Elisabeth Hasselback, the show's token conservative, gingerly attempted to disrupt the love fest with a few pointed questions. She asked Gore what kind of car he drives and mentioned that some scientists deem his theories alarmist. The former Vice President responded by saying, "You know, there are scientists who say that I've sort of given too rosy a view. There are those who have a much darker view." A few seconds later he used the phrase "planetary emergency." Later, he called global warming a "crisis." Walters described the problem as "horrifying" and stated that the planet is "on the brink of disaster." Well, it's a good thing we have Gore to give us the "rosy" version.
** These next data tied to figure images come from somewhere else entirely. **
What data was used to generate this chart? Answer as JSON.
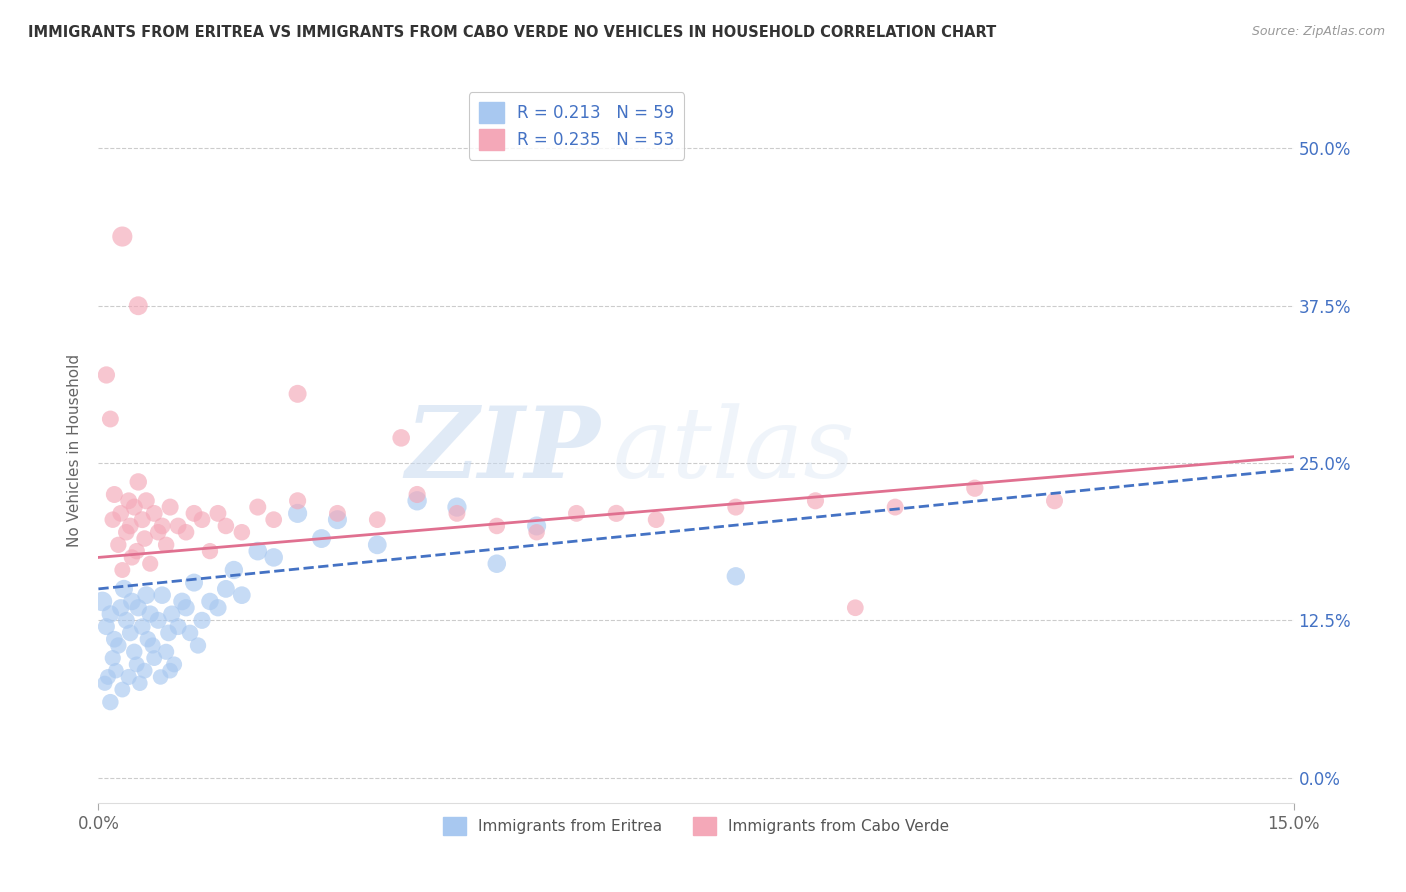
{
  "title": "IMMIGRANTS FROM ERITREA VS IMMIGRANTS FROM CABO VERDE NO VEHICLES IN HOUSEHOLD CORRELATION CHART",
  "source": "Source: ZipAtlas.com",
  "ylabel": "No Vehicles in Household",
  "ytick_vals": [
    0.0,
    12.5,
    25.0,
    37.5,
    50.0
  ],
  "xmin": 0.0,
  "xmax": 15.0,
  "ymin": -2.0,
  "ymax": 54.0,
  "legend1_label": "R = 0.213   N = 59",
  "legend2_label": "R = 0.235   N = 53",
  "legend_xlabel": "Immigrants from Eritrea",
  "legend_ylabel": "Immigrants from Cabo Verde",
  "color_eritrea": "#a8c8f0",
  "color_cabo": "#f4a8b8",
  "line_color_eritrea": "#4472c4",
  "line_color_cabo": "#e07090",
  "watermark_zip": "ZIP",
  "watermark_atlas": "atlas",
  "eritrea_x": [
    0.05,
    0.08,
    0.1,
    0.12,
    0.15,
    0.15,
    0.18,
    0.2,
    0.22,
    0.25,
    0.28,
    0.3,
    0.32,
    0.35,
    0.38,
    0.4,
    0.42,
    0.45,
    0.48,
    0.5,
    0.52,
    0.55,
    0.58,
    0.6,
    0.62,
    0.65,
    0.68,
    0.7,
    0.75,
    0.78,
    0.8,
    0.85,
    0.88,
    0.9,
    0.92,
    0.95,
    1.0,
    1.05,
    1.1,
    1.15,
    1.2,
    1.25,
    1.3,
    1.4,
    1.5,
    1.6,
    1.7,
    1.8,
    2.0,
    2.2,
    2.5,
    2.8,
    3.0,
    3.5,
    4.0,
    4.5,
    5.0,
    5.5,
    8.0
  ],
  "eritrea_y": [
    14.0,
    7.5,
    12.0,
    8.0,
    13.0,
    6.0,
    9.5,
    11.0,
    8.5,
    10.5,
    13.5,
    7.0,
    15.0,
    12.5,
    8.0,
    11.5,
    14.0,
    10.0,
    9.0,
    13.5,
    7.5,
    12.0,
    8.5,
    14.5,
    11.0,
    13.0,
    10.5,
    9.5,
    12.5,
    8.0,
    14.5,
    10.0,
    11.5,
    8.5,
    13.0,
    9.0,
    12.0,
    14.0,
    13.5,
    11.5,
    15.5,
    10.5,
    12.5,
    14.0,
    13.5,
    15.0,
    16.5,
    14.5,
    18.0,
    17.5,
    21.0,
    19.0,
    20.5,
    18.5,
    22.0,
    21.5,
    17.0,
    20.0,
    16.0
  ],
  "eritrea_size": [
    200,
    120,
    150,
    130,
    160,
    140,
    135,
    145,
    125,
    140,
    155,
    130,
    170,
    150,
    135,
    145,
    160,
    140,
    130,
    155,
    125,
    145,
    130,
    165,
    140,
    155,
    135,
    130,
    150,
    125,
    160,
    135,
    145,
    128,
    152,
    132,
    148,
    162,
    155,
    142,
    168,
    138,
    152,
    158,
    155,
    165,
    175,
    162,
    180,
    178,
    190,
    185,
    188,
    182,
    195,
    192,
    178,
    188,
    175
  ],
  "cabo_x": [
    0.1,
    0.15,
    0.18,
    0.2,
    0.25,
    0.28,
    0.3,
    0.35,
    0.38,
    0.4,
    0.42,
    0.45,
    0.48,
    0.5,
    0.55,
    0.58,
    0.6,
    0.65,
    0.7,
    0.75,
    0.8,
    0.85,
    0.9,
    1.0,
    1.1,
    1.2,
    1.3,
    1.4,
    1.5,
    1.6,
    1.8,
    2.0,
    2.2,
    2.5,
    3.0,
    3.5,
    4.0,
    4.5,
    5.0,
    5.5,
    6.0,
    7.0,
    8.0,
    9.0,
    10.0,
    11.0,
    12.0,
    0.3,
    0.5,
    2.5,
    3.8,
    6.5,
    9.5
  ],
  "cabo_y": [
    32.0,
    28.5,
    20.5,
    22.5,
    18.5,
    21.0,
    16.5,
    19.5,
    22.0,
    20.0,
    17.5,
    21.5,
    18.0,
    23.5,
    20.5,
    19.0,
    22.0,
    17.0,
    21.0,
    19.5,
    20.0,
    18.5,
    21.5,
    20.0,
    19.5,
    21.0,
    20.5,
    18.0,
    21.0,
    20.0,
    19.5,
    21.5,
    20.5,
    22.0,
    21.0,
    20.5,
    22.5,
    21.0,
    20.0,
    19.5,
    21.0,
    20.5,
    21.5,
    22.0,
    21.5,
    23.0,
    22.0,
    43.0,
    37.5,
    30.5,
    27.0,
    21.0,
    13.5
  ],
  "cabo_size": [
    155,
    148,
    142,
    150,
    138,
    145,
    132,
    142,
    148,
    145,
    138,
    150,
    140,
    158,
    148,
    142,
    152,
    135,
    148,
    142,
    145,
    140,
    150,
    145,
    142,
    148,
    145,
    138,
    148,
    142,
    142,
    150,
    145,
    152,
    148,
    145,
    152,
    148,
    142,
    140,
    148,
    145,
    150,
    152,
    148,
    155,
    150,
    210,
    185,
    168,
    160,
    152,
    145
  ],
  "line_eritrea_x0": 0.0,
  "line_eritrea_y0": 15.0,
  "line_eritrea_x1": 15.0,
  "line_eritrea_y1": 24.5,
  "line_cabo_x0": 0.0,
  "line_cabo_y0": 17.5,
  "line_cabo_x1": 15.0,
  "line_cabo_y1": 25.5
}
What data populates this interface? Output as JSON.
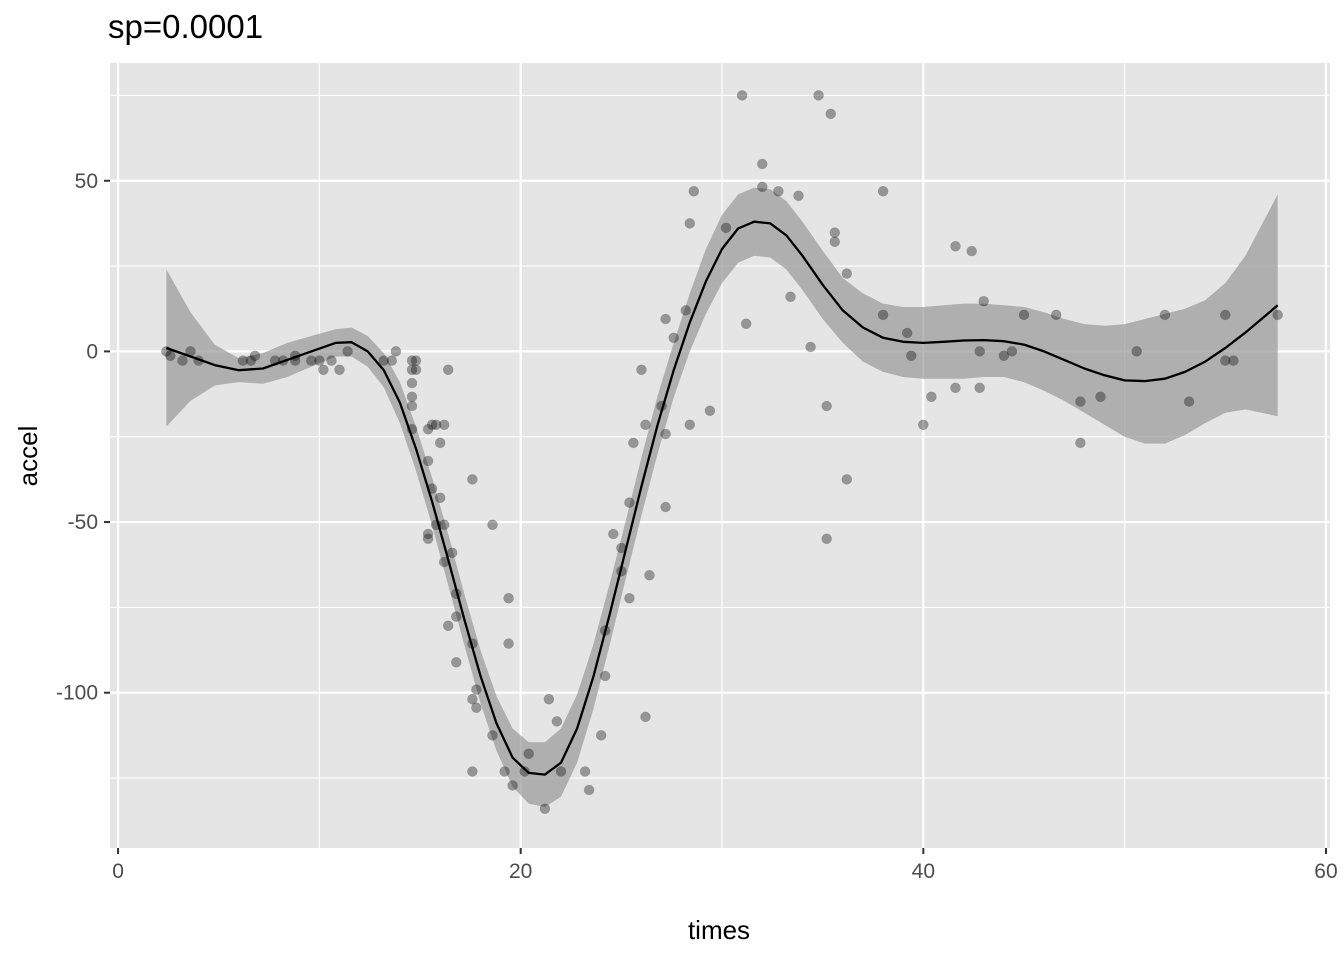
{
  "chart_data": {
    "type": "scatter",
    "title": "sp=0.0001",
    "xlabel": "times",
    "ylabel": "accel",
    "xlim": [
      -0.4,
      60.2
    ],
    "ylim": [
      -145.5,
      84.5
    ],
    "x_ticks": [
      0,
      20,
      40,
      60
    ],
    "x_tick_labels": [
      "0",
      "20",
      "40",
      "60"
    ],
    "y_ticks": [
      -100,
      -50,
      0,
      50
    ],
    "y_tick_labels": [
      "-100",
      "-50",
      "0",
      "50"
    ],
    "x_minor_ticks": [
      10,
      30,
      50
    ],
    "y_minor_ticks": [
      -125,
      -75,
      -25,
      25,
      75
    ],
    "grid": true,
    "legend": "none",
    "colors": {
      "panel_background": "#e5e5e5",
      "grid": "#ffffff",
      "points": "#000000",
      "point_opacity": 0.35,
      "band": "#999999",
      "band_opacity": 0.7,
      "line": "#000000"
    },
    "points": [
      {
        "x": 2.4,
        "y": 0.0
      },
      {
        "x": 2.6,
        "y": -1.3
      },
      {
        "x": 3.2,
        "y": -2.7
      },
      {
        "x": 3.6,
        "y": 0.0
      },
      {
        "x": 4.0,
        "y": -2.7
      },
      {
        "x": 6.2,
        "y": -2.7
      },
      {
        "x": 6.6,
        "y": -2.7
      },
      {
        "x": 6.8,
        "y": -1.3
      },
      {
        "x": 7.8,
        "y": -2.7
      },
      {
        "x": 8.2,
        "y": -2.7
      },
      {
        "x": 8.8,
        "y": -1.3
      },
      {
        "x": 8.8,
        "y": -2.7
      },
      {
        "x": 9.6,
        "y": -2.7
      },
      {
        "x": 10.0,
        "y": -2.7
      },
      {
        "x": 10.2,
        "y": -5.4
      },
      {
        "x": 10.6,
        "y": -2.7
      },
      {
        "x": 11.0,
        "y": -5.4
      },
      {
        "x": 11.4,
        "y": 0.0
      },
      {
        "x": 13.2,
        "y": -2.7
      },
      {
        "x": 13.6,
        "y": -2.7
      },
      {
        "x": 13.8,
        "y": 0.0
      },
      {
        "x": 14.6,
        "y": -13.3
      },
      {
        "x": 14.6,
        "y": -2.7
      },
      {
        "x": 14.6,
        "y": -22.8
      },
      {
        "x": 14.6,
        "y": -5.4
      },
      {
        "x": 14.6,
        "y": -9.3
      },
      {
        "x": 14.6,
        "y": -16.0
      },
      {
        "x": 14.8,
        "y": -2.7
      },
      {
        "x": 14.8,
        "y": -5.4
      },
      {
        "x": 15.4,
        "y": -22.8
      },
      {
        "x": 15.4,
        "y": -32.1
      },
      {
        "x": 15.4,
        "y": -53.5
      },
      {
        "x": 15.4,
        "y": -54.9
      },
      {
        "x": 15.6,
        "y": -21.5
      },
      {
        "x": 15.6,
        "y": -40.2
      },
      {
        "x": 15.8,
        "y": -21.5
      },
      {
        "x": 15.8,
        "y": -50.8
      },
      {
        "x": 16.0,
        "y": -42.9
      },
      {
        "x": 16.0,
        "y": -26.8
      },
      {
        "x": 16.2,
        "y": -21.5
      },
      {
        "x": 16.2,
        "y": -50.8
      },
      {
        "x": 16.2,
        "y": -61.7
      },
      {
        "x": 16.4,
        "y": -5.4
      },
      {
        "x": 16.4,
        "y": -80.4
      },
      {
        "x": 16.6,
        "y": -59.0
      },
      {
        "x": 16.8,
        "y": -71.0
      },
      {
        "x": 16.8,
        "y": -91.1
      },
      {
        "x": 16.8,
        "y": -77.7
      },
      {
        "x": 17.6,
        "y": -37.5
      },
      {
        "x": 17.6,
        "y": -85.6
      },
      {
        "x": 17.6,
        "y": -123.1
      },
      {
        "x": 17.6,
        "y": -101.9
      },
      {
        "x": 17.8,
        "y": -99.1
      },
      {
        "x": 17.8,
        "y": -104.4
      },
      {
        "x": 18.6,
        "y": -112.5
      },
      {
        "x": 18.6,
        "y": -50.8
      },
      {
        "x": 19.2,
        "y": -123.1
      },
      {
        "x": 19.4,
        "y": -85.6
      },
      {
        "x": 19.4,
        "y": -72.3
      },
      {
        "x": 19.6,
        "y": -127.2
      },
      {
        "x": 20.2,
        "y": -123.1
      },
      {
        "x": 20.4,
        "y": -117.9
      },
      {
        "x": 21.2,
        "y": -134.0
      },
      {
        "x": 21.4,
        "y": -101.9
      },
      {
        "x": 21.8,
        "y": -108.4
      },
      {
        "x": 22.0,
        "y": -123.1
      },
      {
        "x": 23.2,
        "y": -123.1
      },
      {
        "x": 23.4,
        "y": -128.5
      },
      {
        "x": 24.0,
        "y": -112.5
      },
      {
        "x": 24.2,
        "y": -95.1
      },
      {
        "x": 24.2,
        "y": -81.8
      },
      {
        "x": 24.6,
        "y": -53.5
      },
      {
        "x": 25.0,
        "y": -64.4
      },
      {
        "x": 25.0,
        "y": -57.6
      },
      {
        "x": 25.4,
        "y": -72.3
      },
      {
        "x": 25.4,
        "y": -44.3
      },
      {
        "x": 25.6,
        "y": -26.8
      },
      {
        "x": 26.0,
        "y": -5.4
      },
      {
        "x": 26.2,
        "y": -107.1
      },
      {
        "x": 26.2,
        "y": -21.5
      },
      {
        "x": 26.4,
        "y": -65.6
      },
      {
        "x": 27.0,
        "y": -16.0
      },
      {
        "x": 27.2,
        "y": -45.6
      },
      {
        "x": 27.2,
        "y": -24.2
      },
      {
        "x": 27.2,
        "y": 9.5
      },
      {
        "x": 27.6,
        "y": 4.0
      },
      {
        "x": 28.2,
        "y": 12.0
      },
      {
        "x": 28.4,
        "y": -21.5
      },
      {
        "x": 28.4,
        "y": 37.5
      },
      {
        "x": 28.6,
        "y": 46.9
      },
      {
        "x": 29.4,
        "y": -17.4
      },
      {
        "x": 30.2,
        "y": 36.2
      },
      {
        "x": 31.0,
        "y": 75.0
      },
      {
        "x": 31.2,
        "y": 8.1
      },
      {
        "x": 32.0,
        "y": 54.9
      },
      {
        "x": 32.0,
        "y": 48.2
      },
      {
        "x": 32.8,
        "y": 46.9
      },
      {
        "x": 33.4,
        "y": 16.0
      },
      {
        "x": 33.8,
        "y": 45.6
      },
      {
        "x": 34.4,
        "y": 1.3
      },
      {
        "x": 34.8,
        "y": 75.0
      },
      {
        "x": 35.2,
        "y": -16.0
      },
      {
        "x": 35.2,
        "y": -54.9
      },
      {
        "x": 35.4,
        "y": 69.6
      },
      {
        "x": 35.6,
        "y": 34.8
      },
      {
        "x": 35.6,
        "y": 32.1
      },
      {
        "x": 36.2,
        "y": 22.8
      },
      {
        "x": 36.2,
        "y": -37.5
      },
      {
        "x": 38.0,
        "y": 46.9
      },
      {
        "x": 38.0,
        "y": 10.7
      },
      {
        "x": 39.2,
        "y": 5.4
      },
      {
        "x": 39.4,
        "y": -1.3
      },
      {
        "x": 40.0,
        "y": -21.5
      },
      {
        "x": 40.4,
        "y": -13.3
      },
      {
        "x": 41.6,
        "y": 30.8
      },
      {
        "x": 41.6,
        "y": -10.7
      },
      {
        "x": 42.4,
        "y": 29.4
      },
      {
        "x": 42.8,
        "y": 0.0
      },
      {
        "x": 42.8,
        "y": -10.7
      },
      {
        "x": 43.0,
        "y": 14.7
      },
      {
        "x": 44.0,
        "y": -1.3
      },
      {
        "x": 44.4,
        "y": 0.0
      },
      {
        "x": 45.0,
        "y": 10.7
      },
      {
        "x": 46.6,
        "y": 10.7
      },
      {
        "x": 47.8,
        "y": -26.8
      },
      {
        "x": 47.8,
        "y": -14.7
      },
      {
        "x": 48.8,
        "y": -13.3
      },
      {
        "x": 50.6,
        "y": 0.0
      },
      {
        "x": 52.0,
        "y": 10.7
      },
      {
        "x": 53.2,
        "y": -14.7
      },
      {
        "x": 55.0,
        "y": -2.7
      },
      {
        "x": 55.0,
        "y": 10.7
      },
      {
        "x": 55.4,
        "y": -2.7
      },
      {
        "x": 57.6,
        "y": 10.7
      }
    ],
    "fit": {
      "x": [
        2.4,
        3.6,
        4.8,
        6.0,
        7.2,
        8.4,
        9.6,
        10.8,
        11.6,
        12.4,
        13.2,
        14.0,
        14.8,
        15.6,
        16.4,
        17.2,
        18.0,
        18.8,
        19.6,
        20.4,
        21.2,
        22.0,
        22.8,
        23.6,
        24.4,
        25.2,
        26.0,
        26.8,
        27.6,
        28.4,
        29.2,
        30.0,
        30.8,
        31.6,
        32.4,
        33.2,
        34.0,
        35.0,
        36.0,
        37.0,
        38.0,
        39.0,
        40.0,
        41.0,
        42.0,
        43.0,
        44.0,
        45.0,
        46.0,
        47.0,
        48.0,
        49.0,
        50.0,
        51.0,
        52.0,
        53.0,
        54.0,
        55.0,
        56.0,
        57.6
      ],
      "y": [
        1.0,
        -1.5,
        -4.0,
        -5.5,
        -5.0,
        -2.5,
        0.0,
        2.5,
        2.7,
        0.0,
        -5.5,
        -15.0,
        -28.5,
        -44.0,
        -61.0,
        -78.5,
        -95.0,
        -109.0,
        -119.0,
        -123.5,
        -124.0,
        -120.5,
        -110.5,
        -95.5,
        -77.5,
        -58.5,
        -39.5,
        -21.5,
        -5.5,
        8.5,
        20.5,
        30.0,
        36.0,
        38.0,
        37.5,
        34.0,
        28.0,
        19.5,
        12.0,
        7.0,
        4.0,
        2.8,
        2.5,
        2.8,
        3.2,
        3.3,
        3.0,
        2.0,
        0.0,
        -2.5,
        -5.0,
        -7.0,
        -8.5,
        -8.7,
        -8.0,
        -6.0,
        -3.0,
        1.0,
        5.5,
        13.5
      ],
      "lower": [
        -22.0,
        -14.5,
        -10.0,
        -9.0,
        -9.5,
        -7.5,
        -4.5,
        -1.5,
        -1.5,
        -4.5,
        -10.5,
        -21.0,
        -35.0,
        -51.0,
        -68.5,
        -86.0,
        -103.0,
        -117.0,
        -127.5,
        -132.5,
        -133.5,
        -130.5,
        -120.5,
        -105.0,
        -86.5,
        -67.0,
        -48.0,
        -30.0,
        -13.5,
        0.0,
        11.0,
        20.0,
        26.0,
        28.0,
        27.5,
        24.0,
        18.0,
        9.5,
        2.5,
        -3.0,
        -6.0,
        -7.5,
        -8.0,
        -8.0,
        -8.0,
        -7.5,
        -7.5,
        -9.0,
        -11.5,
        -14.5,
        -18.0,
        -21.5,
        -25.0,
        -27.0,
        -27.0,
        -24.5,
        -21.0,
        -18.0,
        -17.0,
        -19.0
      ],
      "upper": [
        24.0,
        11.5,
        2.0,
        -2.0,
        -0.5,
        2.5,
        4.5,
        6.5,
        7.0,
        4.5,
        -0.5,
        -9.0,
        -22.0,
        -37.0,
        -53.5,
        -71.0,
        -87.5,
        -101.0,
        -110.5,
        -114.5,
        -114.5,
        -110.5,
        -100.5,
        -86.0,
        -68.5,
        -50.0,
        -31.0,
        -13.0,
        2.5,
        17.0,
        30.0,
        40.0,
        46.0,
        48.0,
        47.5,
        44.0,
        38.0,
        29.5,
        21.5,
        17.0,
        14.0,
        13.0,
        13.0,
        13.5,
        14.0,
        14.0,
        13.5,
        13.0,
        11.5,
        9.5,
        8.0,
        7.5,
        8.0,
        9.5,
        11.0,
        12.5,
        15.0,
        20.0,
        28.0,
        46.0
      ]
    }
  }
}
And of course, what Al Gore interview would be complete without the requisite media groveling about a 2008 presidential run? Co-host Joy Behar told the former Vice President that although she "loves Hillary," she would vote for Gore again. Barbara Walters cooed to the ex-VP and his wife, "Do you want to run? Do you want him to run?" Finally, the veteran ABC journalist closed the segment by informing the entire audience that they would all be getting a copy of An Inconvenient Truth, the book. Star Jones may be gone, but promoting liberal causes still has a home at The View.

Mia Farrow Slips in Anti-Bush Line During
Interview About Darfur

On the Wednesday, June 28 Hardball, actress Mia Farrow slipped in the old "Bush went to war for oil," canard during a discussion about Darfur. MSNBC's Chris Matthews asked Farrow what she wanted the American people and government to do about the crisis in Darfur to which Farrow demanded: "Support the relief agencies, and urge our leadership. There is, of course, a lack of political will. There is no oil in Darfur, only human beings."

[This item, by the MRC's Geoff Dickens, was posted June 29 on the MRC's blog, NewsBusters.org: newsbusters.org ]

The following is the fuller exchange between Farrow and Matthews:

Chris Matthews: "Well, tell us what the American people watching right now and what they're government can do. Individuals can't do much. What do they want or you want the government of the United States to do?"
Mia Farrow: "Well, I, what has to happen and happen fast is a U.N. peacekeeping force has to come in, a robust peacekeeping force of NATO quality. Twenty thousand strong is what Kofi Annan recommended in January, and air support as well. And no one is talking about, you know, military takeover. We are talking about a robust peacekeeping force to bring a much need security to the region, and safety for the nearly four million people that the World Food Program is now keeping alive. What you have is humanitarians risking their lives in difficult and dangerous circumstances. Their own safety is in no ways insured, and they are really sustaining this very vulnerable population. So what we can do is two things. We can support the humanitarian agencies. UNICEF, for example, has only 20 percent of what it needs to continue its work in Darfur, and other agencies are in similarly strapped straits. So support the relief agencies, and urge our leadership. There is, of course, a lack of political will. There is no oil in Darfur, only human beings."
Matthews: "Yeah."

"Top Ten Signs the Supreme Court Doesn't
Give a Damn"

From the June 29 Late Show with David Letterman, the "Top Ten Signs the Supreme Court Doesn't Give a Damn." Late Show home page: www.cbs.com

10. Opinion based on a coin flip so they could make 2:40 showing of "Superman Returns"

9. Tough to concentrate with Ruth Bader Ginsburg trying on bikinis

8. Spent last two days hearing arguments between Barbara Walters and Star Jones

7. All gavels make crazy "boing" sound

6. Recesses now take place at area Hooters

5. Chief Justice John Roberts demands to be called "J. Ro"

4. After heated debate, ruled 7-to-2 that Aerosmith does indeed rock

3. Upheld gay marriage, but only for really hot babes

2. For kicks they reversed an old decision and now Gore's President

1. Invited Anna Nicole Smith back to stand around and look slutty


# Today's CyberAlert, as I'm sure you noticed, is a catch-up edition with material from over the past week or so since my last CyberAlert sent eight days ago (CyberAlert e-mail subscribers received a "CyberAlert Special" on Wednesday with a scintillating re-cap of my trip to the Reagan Library/Museum and elsewhere). I'm now back from California and re-adjusting to East Coast time. It's barely 7am now out West.